RESULTS: Diabetic rats showed prolonged colonic transit time (252 ± 16 min vs 168 ± 9 min, P < 0.01) and weakness of circular muscle contraction (0.81 ± 0.09 g vs 2.48 ± 0.23 g, P < 0.01) compared with the control group. Endogenous IGF-1 and SCF protein expression was significantly reduced in the diabetic colonic muscle tissues. IGF-1 and SCF mRNA expression also showed a paralleled reduction in diabetic rats. In the IGF-1 siRNA transfected smooth muscle cells, SCF mRNA and protein expression was significantly decreased. IGF-1 could induce SCF expression in a concentration and time-dependent manner, mainly through the extracellular-signal-regulated kinase 1/2 signal pathway. High glucose inhibited endogenous IGF-1 and SCF expression and the addition of IGF-1 to the medium reversed the SCF expression.

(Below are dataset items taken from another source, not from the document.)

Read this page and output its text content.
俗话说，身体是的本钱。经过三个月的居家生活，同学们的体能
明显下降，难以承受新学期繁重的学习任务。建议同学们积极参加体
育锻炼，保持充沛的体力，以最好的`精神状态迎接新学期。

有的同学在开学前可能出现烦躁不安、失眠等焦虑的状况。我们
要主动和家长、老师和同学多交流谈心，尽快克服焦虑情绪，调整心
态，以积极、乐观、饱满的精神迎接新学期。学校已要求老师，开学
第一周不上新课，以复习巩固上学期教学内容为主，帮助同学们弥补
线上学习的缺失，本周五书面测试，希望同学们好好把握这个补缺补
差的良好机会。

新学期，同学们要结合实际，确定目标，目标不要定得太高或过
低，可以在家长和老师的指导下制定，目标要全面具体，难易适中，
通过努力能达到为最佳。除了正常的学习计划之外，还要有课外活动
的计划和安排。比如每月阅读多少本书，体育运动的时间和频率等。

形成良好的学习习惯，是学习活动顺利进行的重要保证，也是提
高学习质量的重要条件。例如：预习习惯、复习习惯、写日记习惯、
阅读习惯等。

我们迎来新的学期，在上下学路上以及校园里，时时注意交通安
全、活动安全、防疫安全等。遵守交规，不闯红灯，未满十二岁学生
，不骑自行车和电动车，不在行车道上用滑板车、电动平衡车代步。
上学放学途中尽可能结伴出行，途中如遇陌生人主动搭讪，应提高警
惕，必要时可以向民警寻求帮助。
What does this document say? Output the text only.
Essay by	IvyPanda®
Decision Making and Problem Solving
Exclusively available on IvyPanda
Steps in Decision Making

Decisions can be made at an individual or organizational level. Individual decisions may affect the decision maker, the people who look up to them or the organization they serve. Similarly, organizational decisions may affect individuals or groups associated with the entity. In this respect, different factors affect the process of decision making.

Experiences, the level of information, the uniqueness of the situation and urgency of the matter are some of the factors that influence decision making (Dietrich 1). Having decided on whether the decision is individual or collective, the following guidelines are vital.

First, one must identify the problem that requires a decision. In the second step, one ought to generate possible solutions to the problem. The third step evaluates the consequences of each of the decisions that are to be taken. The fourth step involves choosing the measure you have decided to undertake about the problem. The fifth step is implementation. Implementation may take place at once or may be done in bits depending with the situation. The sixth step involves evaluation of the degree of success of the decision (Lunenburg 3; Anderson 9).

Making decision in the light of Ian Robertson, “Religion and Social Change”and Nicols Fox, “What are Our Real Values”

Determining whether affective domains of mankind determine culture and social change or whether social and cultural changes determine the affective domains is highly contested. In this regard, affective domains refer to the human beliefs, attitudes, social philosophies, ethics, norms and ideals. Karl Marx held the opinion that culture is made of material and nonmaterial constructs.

CONCLUSION: Myopathy may resolve in colonic motility dysfunction in diabetic rats. Deficiency of endogenous IGF-1 in colonic smooth muscle cells leads to reduction of SCF expression.

Keywords: Diabetes, Gastrointestinal motility function, Insulin-like growth factor-1, Stem cell factor, Smooth muscle cell

Core tip: Endogenous insulin-like growth factor (IGF)-1 levels in diabetic rat colonic tissues were decreased. Hyperglycemia may be involved in initiating this change. In colonic smooth muscle cells, IGF-1 had a direct effect on increasing stem cell factor mRNA and protein levels mediated by extracellular-signal-regulated kinase 1/2 signaling.